As an aside to the above point, I do realise that my machine (MacBook Air M2) is extremely powerful, even for the type of development work I do on it. I wonder if ever we’ll see a company rent individual user’s compute, i.e “let us intelligently reserve 10% of your CPU time whilst your machine is running to train our LLM, and in return we’ll give you a share of our profits”. Would make sense, right?
This is J.R.R. Tolkien's The Hobbit, but Soviet Russia edition. M. Belomlinskij's illustrations are ones that I had never seen before. Brilliant.
There are people whose brains operate at a level of detail that I find slightly disconcerting—but that’s what happens when you study human behaviour like Vanessa Van Edwards does. In her TED Talk, You Are Contagious, she shares “dopamine-prompting questions”—simple swaps for dull small talk that light up reward pathways and invite stories. Instead of “What do you do?” try “What are you working on that you’re excited about?” Instead of “How was your weekend?” try “What was the best part of your weekend?” Instead of “Where are you from?” try “What place feels like home—and why?” Small reframes that can create much better conversations. It feels like mind-tricks sometimes.
Here are two very different approaches to solving Pokémon (a role-playing game) using Artificial Intelligence.
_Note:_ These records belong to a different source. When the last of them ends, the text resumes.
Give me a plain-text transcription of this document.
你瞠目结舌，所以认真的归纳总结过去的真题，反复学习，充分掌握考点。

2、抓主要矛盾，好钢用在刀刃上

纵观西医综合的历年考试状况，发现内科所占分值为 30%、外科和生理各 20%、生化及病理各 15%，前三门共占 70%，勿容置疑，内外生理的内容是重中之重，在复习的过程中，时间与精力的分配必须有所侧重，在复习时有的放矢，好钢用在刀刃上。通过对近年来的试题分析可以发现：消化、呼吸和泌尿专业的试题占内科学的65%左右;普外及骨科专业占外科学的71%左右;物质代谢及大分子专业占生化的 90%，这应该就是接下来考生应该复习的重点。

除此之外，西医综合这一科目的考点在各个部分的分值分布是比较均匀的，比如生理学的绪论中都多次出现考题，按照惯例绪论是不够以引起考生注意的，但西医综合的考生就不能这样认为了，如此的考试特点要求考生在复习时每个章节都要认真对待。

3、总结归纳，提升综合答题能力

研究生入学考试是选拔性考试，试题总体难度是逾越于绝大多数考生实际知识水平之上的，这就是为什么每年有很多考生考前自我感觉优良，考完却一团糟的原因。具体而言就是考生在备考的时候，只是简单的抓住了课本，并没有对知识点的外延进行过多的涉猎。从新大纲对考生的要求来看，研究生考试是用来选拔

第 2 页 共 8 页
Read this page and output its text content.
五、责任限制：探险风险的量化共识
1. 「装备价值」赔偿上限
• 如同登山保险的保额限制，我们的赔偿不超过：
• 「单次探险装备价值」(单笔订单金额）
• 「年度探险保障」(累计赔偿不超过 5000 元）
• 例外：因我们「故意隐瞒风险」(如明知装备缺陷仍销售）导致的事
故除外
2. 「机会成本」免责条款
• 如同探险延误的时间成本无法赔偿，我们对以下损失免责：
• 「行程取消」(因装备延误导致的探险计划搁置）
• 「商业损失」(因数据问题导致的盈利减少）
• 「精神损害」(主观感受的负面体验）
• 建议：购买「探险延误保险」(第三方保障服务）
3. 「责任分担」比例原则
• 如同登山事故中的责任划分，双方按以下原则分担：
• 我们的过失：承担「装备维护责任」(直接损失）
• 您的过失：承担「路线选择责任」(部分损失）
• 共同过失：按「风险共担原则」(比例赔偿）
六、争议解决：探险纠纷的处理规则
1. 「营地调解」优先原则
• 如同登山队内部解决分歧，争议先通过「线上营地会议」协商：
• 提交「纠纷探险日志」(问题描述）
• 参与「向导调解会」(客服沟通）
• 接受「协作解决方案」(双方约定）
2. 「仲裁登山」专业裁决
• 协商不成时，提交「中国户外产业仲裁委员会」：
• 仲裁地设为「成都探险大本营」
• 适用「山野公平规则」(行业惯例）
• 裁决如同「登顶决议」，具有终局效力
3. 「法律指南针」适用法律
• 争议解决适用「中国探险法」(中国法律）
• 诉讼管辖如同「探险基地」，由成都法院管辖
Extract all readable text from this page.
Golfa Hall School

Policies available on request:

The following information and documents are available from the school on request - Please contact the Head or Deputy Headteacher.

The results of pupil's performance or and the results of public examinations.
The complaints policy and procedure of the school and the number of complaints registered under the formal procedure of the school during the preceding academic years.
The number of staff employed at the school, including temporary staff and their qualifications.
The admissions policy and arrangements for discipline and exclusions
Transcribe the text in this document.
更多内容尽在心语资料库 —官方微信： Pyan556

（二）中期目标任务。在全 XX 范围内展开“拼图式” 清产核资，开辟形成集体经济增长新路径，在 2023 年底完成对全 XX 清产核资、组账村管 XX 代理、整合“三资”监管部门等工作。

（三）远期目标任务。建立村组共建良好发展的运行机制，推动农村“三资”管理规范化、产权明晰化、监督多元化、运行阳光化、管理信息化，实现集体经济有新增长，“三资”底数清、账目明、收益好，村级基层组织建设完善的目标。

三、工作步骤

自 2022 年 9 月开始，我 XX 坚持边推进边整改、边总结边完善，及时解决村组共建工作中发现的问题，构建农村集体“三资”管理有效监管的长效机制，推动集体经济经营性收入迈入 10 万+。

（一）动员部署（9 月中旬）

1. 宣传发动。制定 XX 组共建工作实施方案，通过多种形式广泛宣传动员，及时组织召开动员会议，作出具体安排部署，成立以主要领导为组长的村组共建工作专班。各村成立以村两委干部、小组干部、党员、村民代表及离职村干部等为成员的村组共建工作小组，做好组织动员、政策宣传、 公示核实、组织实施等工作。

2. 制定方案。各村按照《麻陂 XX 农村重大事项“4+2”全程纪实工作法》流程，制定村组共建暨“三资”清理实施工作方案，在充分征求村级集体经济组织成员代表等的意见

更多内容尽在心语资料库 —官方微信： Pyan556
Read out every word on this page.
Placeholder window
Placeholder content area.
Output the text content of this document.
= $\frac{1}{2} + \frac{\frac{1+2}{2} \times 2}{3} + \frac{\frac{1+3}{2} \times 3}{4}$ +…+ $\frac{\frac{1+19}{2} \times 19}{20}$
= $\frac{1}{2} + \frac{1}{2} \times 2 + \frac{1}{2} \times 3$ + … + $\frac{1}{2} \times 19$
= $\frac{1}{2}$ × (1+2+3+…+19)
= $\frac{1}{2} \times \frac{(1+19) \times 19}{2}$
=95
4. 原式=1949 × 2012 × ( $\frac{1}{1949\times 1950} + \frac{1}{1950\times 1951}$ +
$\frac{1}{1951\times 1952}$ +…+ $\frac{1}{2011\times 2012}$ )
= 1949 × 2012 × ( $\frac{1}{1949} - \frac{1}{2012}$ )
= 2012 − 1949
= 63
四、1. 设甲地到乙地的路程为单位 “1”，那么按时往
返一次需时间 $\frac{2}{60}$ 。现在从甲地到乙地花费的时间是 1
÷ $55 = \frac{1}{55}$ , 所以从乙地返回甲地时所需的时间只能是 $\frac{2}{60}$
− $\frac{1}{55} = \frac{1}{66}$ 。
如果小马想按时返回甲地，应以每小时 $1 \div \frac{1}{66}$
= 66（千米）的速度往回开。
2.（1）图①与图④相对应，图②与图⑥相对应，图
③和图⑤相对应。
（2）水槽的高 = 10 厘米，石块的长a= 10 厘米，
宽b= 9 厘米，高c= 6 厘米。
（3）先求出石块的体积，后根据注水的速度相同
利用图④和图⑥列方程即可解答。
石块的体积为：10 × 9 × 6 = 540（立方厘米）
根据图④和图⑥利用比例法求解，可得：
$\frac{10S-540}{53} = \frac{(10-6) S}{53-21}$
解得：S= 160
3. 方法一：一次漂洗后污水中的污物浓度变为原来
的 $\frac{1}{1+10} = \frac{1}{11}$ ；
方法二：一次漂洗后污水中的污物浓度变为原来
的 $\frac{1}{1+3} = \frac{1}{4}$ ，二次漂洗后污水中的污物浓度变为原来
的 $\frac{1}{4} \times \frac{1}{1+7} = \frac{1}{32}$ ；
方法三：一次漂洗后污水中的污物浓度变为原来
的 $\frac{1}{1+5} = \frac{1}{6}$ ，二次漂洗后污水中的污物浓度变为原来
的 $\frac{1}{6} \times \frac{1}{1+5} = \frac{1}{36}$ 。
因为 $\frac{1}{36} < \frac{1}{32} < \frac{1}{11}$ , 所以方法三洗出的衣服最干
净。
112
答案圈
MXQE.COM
The first, Claude Plays Pokémon, hooks Claude LLM up to an emulator with tools available to control the agent in the environment and feeds screen captures back to the agent to iterate. The second approach, Training AI to Play Pokemon with Reinforcement Learning, uses concepts in Reinforcement Learning to simulate thousands of agents playing the game simultaneously, learning through trial and error to optimize for specific rewards like catching Pokémon or winning battles. The Claude approach leverages existing reasoning abilities but struggles with the game's complexity and long-term planning. The RL approach excels at optimization but requires extensive training time and can't easily adapt to new scenarios outside its training environment. The human in the loop also has to cherry pick agents which done well with different parameters versus those that didn't for the next iteration. I can’t help thinking a hybrid works best: let the LLM set goals, shape rewards, and write/modify the RL code; let RL handle low-level control. Loop it—LLM proposes experiments → run sims at scale → distill strategies and rewards → LLM refactors the agent. Human oversight stays, but the system self-improves.
We’re basically at the point where you box an LLM, hand it a tiny brief, and let it rip via simulation. Claudeputer is a very toy-example; the next wave pairs tighter sandboxes with clearer evals, and genuinely valuable outcomes.